CARNAVAL SEM CARNAVAL


Dinara me pergunta: Você gosta e brinca carnaval?

Não consigo responder diretamente... De qual carnaval? Ela envia uma avalanche de postagens, como fã e entusiasta do carnaval da cidade do Recife, onde mora, de lembranças do frevo, de compositores e maestros, de tantos blocos e fantasias.

Nunca ao vivo, vi. Nunca desci (ou subi) as ladeiras de Olinda na folia, mas gostaria de ter tido essa chance, de ter participado dessa diversidade de festas, de ritmos e ter me despojado de muita repressão e pudor. Circunstâncias pessoais e familiares, até mesmo de contexto histórico, não me deixaram “cair na folia”.

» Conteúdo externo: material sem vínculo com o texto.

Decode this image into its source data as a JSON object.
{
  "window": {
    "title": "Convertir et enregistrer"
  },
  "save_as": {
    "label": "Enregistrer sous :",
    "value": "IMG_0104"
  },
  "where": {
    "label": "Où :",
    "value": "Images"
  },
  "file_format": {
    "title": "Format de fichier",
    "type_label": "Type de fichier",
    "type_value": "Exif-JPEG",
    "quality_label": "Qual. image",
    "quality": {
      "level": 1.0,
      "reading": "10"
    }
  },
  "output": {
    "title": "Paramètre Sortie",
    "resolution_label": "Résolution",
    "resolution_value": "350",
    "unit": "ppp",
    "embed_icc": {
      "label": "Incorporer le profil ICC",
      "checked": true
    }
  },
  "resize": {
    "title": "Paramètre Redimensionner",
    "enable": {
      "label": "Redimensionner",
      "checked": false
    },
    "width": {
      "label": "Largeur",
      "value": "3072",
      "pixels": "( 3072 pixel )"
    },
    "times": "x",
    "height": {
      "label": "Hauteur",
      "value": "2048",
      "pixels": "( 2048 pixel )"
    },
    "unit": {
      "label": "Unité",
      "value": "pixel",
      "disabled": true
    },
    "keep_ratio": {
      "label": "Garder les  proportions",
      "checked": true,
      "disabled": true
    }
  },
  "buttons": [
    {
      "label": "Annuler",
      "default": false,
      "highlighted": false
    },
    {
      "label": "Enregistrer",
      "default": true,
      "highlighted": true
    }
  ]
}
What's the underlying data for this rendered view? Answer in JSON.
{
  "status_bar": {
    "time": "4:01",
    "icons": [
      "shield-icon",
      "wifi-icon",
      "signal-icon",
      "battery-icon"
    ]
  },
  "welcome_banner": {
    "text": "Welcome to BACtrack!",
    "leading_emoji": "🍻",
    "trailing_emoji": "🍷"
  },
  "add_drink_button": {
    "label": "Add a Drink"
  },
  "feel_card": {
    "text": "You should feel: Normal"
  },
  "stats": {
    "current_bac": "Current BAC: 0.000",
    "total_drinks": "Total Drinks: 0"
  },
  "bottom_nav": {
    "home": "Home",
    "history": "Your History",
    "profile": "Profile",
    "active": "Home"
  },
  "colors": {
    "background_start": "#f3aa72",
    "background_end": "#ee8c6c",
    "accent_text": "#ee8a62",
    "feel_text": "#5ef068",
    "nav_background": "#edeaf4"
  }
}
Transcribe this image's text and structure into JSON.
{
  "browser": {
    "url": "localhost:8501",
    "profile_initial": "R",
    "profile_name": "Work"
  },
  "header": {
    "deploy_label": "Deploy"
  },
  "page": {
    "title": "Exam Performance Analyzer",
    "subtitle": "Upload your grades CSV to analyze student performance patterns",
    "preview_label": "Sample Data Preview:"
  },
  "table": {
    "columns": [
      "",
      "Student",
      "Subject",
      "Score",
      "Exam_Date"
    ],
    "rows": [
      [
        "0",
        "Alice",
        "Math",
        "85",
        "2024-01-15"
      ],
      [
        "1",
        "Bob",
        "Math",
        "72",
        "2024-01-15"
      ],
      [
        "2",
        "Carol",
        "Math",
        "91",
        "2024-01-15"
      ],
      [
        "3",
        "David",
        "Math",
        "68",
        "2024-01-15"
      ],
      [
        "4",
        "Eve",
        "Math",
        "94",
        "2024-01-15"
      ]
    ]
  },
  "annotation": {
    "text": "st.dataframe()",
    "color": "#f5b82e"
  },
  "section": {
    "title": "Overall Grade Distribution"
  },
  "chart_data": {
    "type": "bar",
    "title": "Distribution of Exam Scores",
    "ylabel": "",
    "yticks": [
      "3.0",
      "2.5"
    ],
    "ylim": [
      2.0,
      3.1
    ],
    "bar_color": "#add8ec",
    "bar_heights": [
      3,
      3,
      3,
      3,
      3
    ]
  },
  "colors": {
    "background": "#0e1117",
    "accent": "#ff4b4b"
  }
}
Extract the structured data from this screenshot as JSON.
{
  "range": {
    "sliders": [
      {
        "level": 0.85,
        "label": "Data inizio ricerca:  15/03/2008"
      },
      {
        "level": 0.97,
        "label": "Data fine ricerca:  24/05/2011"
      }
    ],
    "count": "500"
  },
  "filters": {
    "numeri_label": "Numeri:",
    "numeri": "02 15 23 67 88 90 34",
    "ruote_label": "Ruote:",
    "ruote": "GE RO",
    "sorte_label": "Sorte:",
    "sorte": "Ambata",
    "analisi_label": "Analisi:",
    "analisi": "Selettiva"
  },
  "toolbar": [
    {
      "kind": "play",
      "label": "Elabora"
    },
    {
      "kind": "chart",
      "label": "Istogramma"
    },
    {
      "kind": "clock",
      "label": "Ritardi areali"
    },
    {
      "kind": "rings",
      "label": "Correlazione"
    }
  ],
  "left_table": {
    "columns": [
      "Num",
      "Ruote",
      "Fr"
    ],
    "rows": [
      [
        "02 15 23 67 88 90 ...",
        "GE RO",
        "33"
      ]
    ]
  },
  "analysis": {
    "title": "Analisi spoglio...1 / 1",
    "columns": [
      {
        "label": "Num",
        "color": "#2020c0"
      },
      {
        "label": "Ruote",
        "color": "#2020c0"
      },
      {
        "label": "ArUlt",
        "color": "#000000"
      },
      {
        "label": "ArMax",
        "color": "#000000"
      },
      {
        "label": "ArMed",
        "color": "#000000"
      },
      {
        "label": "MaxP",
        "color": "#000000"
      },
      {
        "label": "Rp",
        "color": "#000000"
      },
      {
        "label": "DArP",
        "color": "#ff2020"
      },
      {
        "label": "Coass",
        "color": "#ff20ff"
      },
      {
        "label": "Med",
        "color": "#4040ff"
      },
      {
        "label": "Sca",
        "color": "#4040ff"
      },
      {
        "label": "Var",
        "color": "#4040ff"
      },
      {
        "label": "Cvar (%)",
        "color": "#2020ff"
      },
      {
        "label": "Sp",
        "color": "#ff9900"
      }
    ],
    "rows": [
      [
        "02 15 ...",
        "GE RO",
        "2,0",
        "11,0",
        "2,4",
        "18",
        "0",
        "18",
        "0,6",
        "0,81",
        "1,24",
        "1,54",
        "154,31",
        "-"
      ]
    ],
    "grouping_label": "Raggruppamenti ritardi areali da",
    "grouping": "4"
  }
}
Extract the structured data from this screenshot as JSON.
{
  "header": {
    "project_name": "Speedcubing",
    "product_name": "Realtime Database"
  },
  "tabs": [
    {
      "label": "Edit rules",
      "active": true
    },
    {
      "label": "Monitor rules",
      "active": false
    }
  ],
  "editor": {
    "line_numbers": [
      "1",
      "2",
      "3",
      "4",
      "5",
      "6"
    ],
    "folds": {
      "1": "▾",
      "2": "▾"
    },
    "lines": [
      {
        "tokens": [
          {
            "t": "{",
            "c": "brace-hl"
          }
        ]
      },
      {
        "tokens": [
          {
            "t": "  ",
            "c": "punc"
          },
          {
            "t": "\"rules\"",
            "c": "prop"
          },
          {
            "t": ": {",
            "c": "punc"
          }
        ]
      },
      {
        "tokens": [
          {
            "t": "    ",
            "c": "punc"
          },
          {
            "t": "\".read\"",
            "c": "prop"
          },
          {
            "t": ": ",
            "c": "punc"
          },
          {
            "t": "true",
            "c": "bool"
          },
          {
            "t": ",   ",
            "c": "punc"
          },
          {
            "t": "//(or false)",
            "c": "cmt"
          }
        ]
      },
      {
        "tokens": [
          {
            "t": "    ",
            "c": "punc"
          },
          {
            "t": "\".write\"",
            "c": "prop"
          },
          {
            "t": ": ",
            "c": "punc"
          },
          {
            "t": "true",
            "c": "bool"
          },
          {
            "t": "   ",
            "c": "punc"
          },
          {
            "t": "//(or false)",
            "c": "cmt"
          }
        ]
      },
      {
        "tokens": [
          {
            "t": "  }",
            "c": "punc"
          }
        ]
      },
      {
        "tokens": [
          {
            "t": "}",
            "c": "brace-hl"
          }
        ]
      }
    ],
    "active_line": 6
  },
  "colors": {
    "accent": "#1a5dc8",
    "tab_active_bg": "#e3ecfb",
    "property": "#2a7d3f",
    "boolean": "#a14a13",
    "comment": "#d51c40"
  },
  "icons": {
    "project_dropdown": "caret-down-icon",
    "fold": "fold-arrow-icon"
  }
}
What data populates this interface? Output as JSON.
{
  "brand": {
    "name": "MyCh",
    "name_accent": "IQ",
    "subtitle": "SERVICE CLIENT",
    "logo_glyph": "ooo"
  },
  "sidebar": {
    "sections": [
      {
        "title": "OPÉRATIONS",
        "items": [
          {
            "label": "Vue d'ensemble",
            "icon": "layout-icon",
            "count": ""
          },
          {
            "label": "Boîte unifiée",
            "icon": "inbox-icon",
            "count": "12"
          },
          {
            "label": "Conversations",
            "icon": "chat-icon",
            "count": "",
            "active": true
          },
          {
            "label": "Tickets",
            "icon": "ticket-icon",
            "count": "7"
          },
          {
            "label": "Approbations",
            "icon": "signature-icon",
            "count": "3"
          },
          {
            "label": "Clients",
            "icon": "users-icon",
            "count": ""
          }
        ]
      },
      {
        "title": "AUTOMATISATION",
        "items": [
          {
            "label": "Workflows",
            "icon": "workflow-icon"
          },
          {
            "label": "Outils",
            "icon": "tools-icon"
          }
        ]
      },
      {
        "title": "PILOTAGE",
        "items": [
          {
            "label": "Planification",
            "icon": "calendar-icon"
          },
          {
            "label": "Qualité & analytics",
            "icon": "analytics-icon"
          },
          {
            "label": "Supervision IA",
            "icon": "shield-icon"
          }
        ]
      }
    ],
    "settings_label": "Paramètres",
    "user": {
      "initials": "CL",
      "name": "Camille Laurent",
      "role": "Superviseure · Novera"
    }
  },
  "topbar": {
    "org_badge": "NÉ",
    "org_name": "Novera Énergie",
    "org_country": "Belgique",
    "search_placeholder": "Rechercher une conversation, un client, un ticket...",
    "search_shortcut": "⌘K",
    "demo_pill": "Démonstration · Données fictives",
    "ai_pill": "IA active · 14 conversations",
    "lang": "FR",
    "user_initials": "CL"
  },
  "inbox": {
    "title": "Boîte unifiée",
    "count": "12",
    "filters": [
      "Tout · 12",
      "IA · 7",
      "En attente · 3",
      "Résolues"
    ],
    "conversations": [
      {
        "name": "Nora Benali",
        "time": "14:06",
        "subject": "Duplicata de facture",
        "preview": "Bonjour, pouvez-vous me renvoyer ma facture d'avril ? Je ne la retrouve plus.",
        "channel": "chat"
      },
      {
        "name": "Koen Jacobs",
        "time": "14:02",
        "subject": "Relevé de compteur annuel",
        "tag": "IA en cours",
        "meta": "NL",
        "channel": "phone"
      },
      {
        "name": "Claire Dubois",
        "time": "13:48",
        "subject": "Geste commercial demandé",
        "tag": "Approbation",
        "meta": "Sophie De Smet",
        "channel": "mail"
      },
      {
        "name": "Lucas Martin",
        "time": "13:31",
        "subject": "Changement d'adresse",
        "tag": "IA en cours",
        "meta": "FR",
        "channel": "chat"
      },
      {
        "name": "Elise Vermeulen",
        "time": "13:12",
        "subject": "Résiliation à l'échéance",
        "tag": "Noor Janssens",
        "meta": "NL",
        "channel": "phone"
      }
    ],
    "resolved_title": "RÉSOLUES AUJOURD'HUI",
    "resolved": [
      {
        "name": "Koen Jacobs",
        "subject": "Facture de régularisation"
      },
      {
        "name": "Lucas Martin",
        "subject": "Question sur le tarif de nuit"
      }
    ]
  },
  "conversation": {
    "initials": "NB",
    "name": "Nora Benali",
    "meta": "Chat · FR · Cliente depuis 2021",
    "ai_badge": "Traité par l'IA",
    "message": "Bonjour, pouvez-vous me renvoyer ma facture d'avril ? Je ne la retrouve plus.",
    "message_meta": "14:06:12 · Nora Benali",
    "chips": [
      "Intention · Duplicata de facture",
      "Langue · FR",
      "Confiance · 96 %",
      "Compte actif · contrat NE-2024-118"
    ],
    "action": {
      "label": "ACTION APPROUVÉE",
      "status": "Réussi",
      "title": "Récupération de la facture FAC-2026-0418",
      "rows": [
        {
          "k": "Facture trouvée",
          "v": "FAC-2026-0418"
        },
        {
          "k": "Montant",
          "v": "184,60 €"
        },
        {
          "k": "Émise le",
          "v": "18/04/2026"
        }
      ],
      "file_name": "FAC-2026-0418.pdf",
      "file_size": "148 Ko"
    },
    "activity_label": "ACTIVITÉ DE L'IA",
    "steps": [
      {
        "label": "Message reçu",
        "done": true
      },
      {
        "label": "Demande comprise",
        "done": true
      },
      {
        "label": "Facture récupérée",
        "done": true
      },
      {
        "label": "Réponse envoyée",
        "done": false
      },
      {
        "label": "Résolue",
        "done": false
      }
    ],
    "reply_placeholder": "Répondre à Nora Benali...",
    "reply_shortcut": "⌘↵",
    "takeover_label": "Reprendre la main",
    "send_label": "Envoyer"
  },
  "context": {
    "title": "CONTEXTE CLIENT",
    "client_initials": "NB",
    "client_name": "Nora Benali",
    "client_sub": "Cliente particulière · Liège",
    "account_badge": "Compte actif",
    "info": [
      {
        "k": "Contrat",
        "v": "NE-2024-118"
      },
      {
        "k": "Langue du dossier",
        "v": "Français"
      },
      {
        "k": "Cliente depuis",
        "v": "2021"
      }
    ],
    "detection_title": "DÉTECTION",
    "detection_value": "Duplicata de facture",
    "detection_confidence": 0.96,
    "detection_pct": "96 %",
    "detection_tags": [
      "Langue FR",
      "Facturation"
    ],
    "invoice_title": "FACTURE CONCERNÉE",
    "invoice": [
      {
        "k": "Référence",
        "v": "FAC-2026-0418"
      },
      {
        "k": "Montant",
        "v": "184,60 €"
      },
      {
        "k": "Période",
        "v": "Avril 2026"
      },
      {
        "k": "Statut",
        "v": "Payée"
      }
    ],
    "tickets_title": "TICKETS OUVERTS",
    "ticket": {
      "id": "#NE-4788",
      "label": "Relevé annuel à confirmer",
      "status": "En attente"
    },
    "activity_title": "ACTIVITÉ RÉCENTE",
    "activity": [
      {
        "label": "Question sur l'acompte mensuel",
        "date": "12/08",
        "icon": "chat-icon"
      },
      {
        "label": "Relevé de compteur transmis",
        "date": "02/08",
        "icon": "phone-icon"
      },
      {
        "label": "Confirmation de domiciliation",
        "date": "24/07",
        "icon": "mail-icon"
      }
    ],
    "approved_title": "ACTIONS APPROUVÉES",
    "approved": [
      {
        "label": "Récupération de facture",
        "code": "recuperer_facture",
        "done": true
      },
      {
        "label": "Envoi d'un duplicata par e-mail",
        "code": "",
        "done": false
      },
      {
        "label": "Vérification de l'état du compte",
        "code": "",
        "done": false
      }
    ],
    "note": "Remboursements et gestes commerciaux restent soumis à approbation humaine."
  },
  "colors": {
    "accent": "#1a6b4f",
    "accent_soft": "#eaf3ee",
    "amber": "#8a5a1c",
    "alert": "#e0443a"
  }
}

Em minha infância, antes de morar em São Paulo, numa pequena cidade do interior, minha mãe não me deixava brincar carnaval, nem pensar nisso eu podia! Para ela, filha de imigrante italiano, absurdamente católica, o Carnaval era a festa do diabo. Quem participasse, era um pecador sem salvação.

Principalmente para mim isso foi um trauma... sim, porque todas as minhas amiguinhas participavam, iam aos bailinhos infantis, com fantasias, confetes, serpentinas e... lança-perfume. Era a moda das marchinhas, que se cantava com entusiasmo. Havia desfile alegórico e ainda pude assistir alguns, mas nem pensar em brincar.

Fui buscar esta foto no meu álbum. Minhas amiguinhas fantasiadas. A mãe de Nilzinha chegou a implorar para minha mãe deixar que eu participasse... como eu chorei! Hoje penso também que ela talvez não tenha deixado por uma questão de dinheiro para a fantasia, mas mesmo sem fantasia nunca pude brincar carnaval. Aliás, eu era proibida de usar shorts ou calça comprida! Só quando moça, trabalhando, comprei minha primeira calça comprida, uma rancheira, o jeans daqueles tempos.

Mas há uma passagem especial, do carnaval de 1969, quando, jovem e estudante em São Paulo, viajei, com alguns amigos, para o Rio de Janeiro. Fui expectadora, uma única vez, de um desfile das escolas de samba quando não existia Sambódromo, ainda na Avenida Presidente Vargas.

O Salgueiro arrasou, com o samba enredo Bahia de Todos os Deuses, cantado por Elza Soares.  As cores vermelho e branco, o ritmo, tudo tão empolgante!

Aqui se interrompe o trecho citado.